Natalie Gochnour, associate dean of the David Eccles School of Business.

March 13, 2014 – Results of a recent statewide poll indicate nearly 5 in 10 Utahns support the potential relocation of the Utah State Prison currently located in Draper. The survey, which was conducted in partnership by Dan Jones & Associates and the University of Utah’s David Eccles School of Business, shows 46 percent of respondents support relocating the prison. Thirty-three percent do not support the potential relocation and 21 percent indicated they are unsure on the issue.

“While more Utahns support moving the Draper prison compared to those that are against the relocation, this issue is not cut and dry,” commented  Dan Jones. “Over 1 in 5 Utahns don’t have an established opinion, and over time, the way this group falls out on the issue will influence the decisions made by state lawmakers.”

The survey was distributed via email to a random sampling of Utahns across the state, and 740 people responded with their opinion on the potential prison relocation.

Broken down by political affiliation, Republicans show the strongest support for the potential move, with 58 percent in favor and 21 percent opposed. This sentiment changes dramatically among Democrats, with only 25 percent in favor and 55 percent opposed. Independent voters were split, with 38 percent supporting the relocation and 39 percent opposed. While opinions on the issue vary greatly between political parties, significant percentages of Democrats, Republicans and independent voters are unsure about the potential relocation—over 20 percent from each group don’t hold a firm opinion on the issue.

Opinions on the potential relocation also vary greatly based on gender.

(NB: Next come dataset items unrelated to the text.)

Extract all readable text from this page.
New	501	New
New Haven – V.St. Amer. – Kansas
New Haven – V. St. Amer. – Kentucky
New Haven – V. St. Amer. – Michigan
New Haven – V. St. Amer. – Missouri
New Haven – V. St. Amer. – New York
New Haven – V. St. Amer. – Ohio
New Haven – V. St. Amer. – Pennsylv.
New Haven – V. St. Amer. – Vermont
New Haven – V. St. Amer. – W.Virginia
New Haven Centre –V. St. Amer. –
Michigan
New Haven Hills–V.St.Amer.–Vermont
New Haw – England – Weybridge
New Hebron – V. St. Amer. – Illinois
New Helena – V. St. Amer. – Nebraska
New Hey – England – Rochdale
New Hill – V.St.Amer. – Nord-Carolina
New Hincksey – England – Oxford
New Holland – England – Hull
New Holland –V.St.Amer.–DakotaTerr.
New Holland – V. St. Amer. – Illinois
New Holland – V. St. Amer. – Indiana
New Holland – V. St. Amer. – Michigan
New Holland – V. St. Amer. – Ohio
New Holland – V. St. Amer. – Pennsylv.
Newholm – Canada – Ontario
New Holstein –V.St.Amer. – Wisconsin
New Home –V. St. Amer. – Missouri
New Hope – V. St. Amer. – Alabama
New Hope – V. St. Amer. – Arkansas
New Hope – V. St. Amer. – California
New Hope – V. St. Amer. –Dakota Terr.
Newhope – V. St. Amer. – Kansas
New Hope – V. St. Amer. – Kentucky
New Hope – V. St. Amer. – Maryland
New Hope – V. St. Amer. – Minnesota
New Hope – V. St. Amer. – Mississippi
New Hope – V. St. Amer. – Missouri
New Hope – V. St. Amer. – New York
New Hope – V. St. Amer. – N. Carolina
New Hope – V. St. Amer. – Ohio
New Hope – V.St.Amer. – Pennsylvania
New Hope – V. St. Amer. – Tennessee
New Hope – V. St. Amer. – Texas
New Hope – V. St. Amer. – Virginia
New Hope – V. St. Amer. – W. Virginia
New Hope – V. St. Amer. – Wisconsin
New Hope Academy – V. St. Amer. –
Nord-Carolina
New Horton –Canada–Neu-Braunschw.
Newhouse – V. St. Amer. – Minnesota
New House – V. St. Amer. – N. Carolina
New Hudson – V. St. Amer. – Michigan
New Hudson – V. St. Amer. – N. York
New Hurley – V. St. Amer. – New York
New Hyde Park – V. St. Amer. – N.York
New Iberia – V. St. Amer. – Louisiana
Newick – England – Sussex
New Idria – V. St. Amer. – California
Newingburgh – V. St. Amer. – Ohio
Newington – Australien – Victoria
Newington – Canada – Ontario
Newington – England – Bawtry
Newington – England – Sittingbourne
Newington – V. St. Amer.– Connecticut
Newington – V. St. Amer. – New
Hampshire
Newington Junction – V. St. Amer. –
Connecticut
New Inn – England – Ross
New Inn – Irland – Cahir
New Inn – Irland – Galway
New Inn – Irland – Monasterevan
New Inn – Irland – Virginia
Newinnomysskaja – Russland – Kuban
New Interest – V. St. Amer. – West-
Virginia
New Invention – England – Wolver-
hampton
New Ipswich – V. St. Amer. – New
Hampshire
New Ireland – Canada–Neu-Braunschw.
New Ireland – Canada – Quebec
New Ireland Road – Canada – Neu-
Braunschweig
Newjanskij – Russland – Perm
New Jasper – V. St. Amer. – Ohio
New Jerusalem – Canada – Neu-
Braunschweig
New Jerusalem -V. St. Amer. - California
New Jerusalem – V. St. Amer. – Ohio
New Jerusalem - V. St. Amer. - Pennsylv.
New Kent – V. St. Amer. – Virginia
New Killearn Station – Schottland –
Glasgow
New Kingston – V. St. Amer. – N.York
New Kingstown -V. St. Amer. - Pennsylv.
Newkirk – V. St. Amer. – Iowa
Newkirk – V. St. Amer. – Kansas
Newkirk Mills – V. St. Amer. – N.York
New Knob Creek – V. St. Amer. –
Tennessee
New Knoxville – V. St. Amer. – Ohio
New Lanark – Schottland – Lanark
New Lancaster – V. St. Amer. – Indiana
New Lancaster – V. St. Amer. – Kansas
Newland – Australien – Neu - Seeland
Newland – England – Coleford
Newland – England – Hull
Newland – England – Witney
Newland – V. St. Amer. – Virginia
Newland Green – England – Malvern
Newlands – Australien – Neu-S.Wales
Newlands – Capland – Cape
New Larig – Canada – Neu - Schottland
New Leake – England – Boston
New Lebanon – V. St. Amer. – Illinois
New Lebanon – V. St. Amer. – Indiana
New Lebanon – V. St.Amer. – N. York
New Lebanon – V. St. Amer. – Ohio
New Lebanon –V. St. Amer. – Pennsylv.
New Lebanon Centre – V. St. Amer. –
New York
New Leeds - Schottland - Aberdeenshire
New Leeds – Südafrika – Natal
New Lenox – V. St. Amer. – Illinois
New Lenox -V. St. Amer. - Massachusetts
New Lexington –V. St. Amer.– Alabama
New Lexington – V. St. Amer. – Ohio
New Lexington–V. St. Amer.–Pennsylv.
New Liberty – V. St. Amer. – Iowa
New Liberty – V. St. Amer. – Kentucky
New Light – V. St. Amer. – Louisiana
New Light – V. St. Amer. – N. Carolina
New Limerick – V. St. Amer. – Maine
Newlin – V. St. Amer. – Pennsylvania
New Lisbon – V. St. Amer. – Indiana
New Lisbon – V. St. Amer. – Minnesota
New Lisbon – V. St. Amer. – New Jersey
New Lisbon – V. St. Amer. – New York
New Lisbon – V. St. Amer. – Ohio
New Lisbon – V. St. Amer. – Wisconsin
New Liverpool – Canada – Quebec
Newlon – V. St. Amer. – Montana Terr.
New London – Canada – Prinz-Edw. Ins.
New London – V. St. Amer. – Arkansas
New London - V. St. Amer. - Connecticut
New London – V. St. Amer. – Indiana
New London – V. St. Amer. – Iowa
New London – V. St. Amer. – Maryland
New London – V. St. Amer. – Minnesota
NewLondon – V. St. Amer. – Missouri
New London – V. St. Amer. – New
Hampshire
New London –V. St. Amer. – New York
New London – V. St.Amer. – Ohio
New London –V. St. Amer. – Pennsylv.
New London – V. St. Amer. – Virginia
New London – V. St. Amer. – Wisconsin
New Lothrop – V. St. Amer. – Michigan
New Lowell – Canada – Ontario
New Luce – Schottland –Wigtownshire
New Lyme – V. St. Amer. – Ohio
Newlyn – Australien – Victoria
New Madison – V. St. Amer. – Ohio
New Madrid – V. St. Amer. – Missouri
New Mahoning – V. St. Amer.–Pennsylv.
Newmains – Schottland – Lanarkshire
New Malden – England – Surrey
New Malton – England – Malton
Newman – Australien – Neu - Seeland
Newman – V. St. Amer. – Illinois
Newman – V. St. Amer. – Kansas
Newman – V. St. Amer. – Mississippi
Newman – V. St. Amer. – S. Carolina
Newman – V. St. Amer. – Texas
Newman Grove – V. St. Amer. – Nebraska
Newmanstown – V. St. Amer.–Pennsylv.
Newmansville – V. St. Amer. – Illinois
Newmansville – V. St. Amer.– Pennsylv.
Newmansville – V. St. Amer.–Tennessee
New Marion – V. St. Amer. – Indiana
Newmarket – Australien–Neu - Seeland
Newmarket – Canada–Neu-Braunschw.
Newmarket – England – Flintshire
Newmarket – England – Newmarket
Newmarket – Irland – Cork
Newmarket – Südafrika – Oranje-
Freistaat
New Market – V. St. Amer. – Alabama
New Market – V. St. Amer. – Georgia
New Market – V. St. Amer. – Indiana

Males show greater support for moving the prison; 53 percent support the move, 30 percent are opposed and 16 percent are unsure.  Female responses were more split on the issue as 38 percent support the move, 39 percent are opposed and 27 percent are unsure.

“The prison is aging and resides on prime real estate,” said Natalie Gochnour, associate dean of the David Eccles School of Business. “The economic study commissioned by the Prison Relocation and Development Authority estimated a positive net benefit to the state. Our survey indicates the public doesn’t yet understand the economics of moving the prison.”

The study commissioned by Prison Relocation and Development Authority estimated a total cost to the state of $783 million to keep the prison at its current location over the next twenty years and an annual $1.8 billion economic benefit if relocated.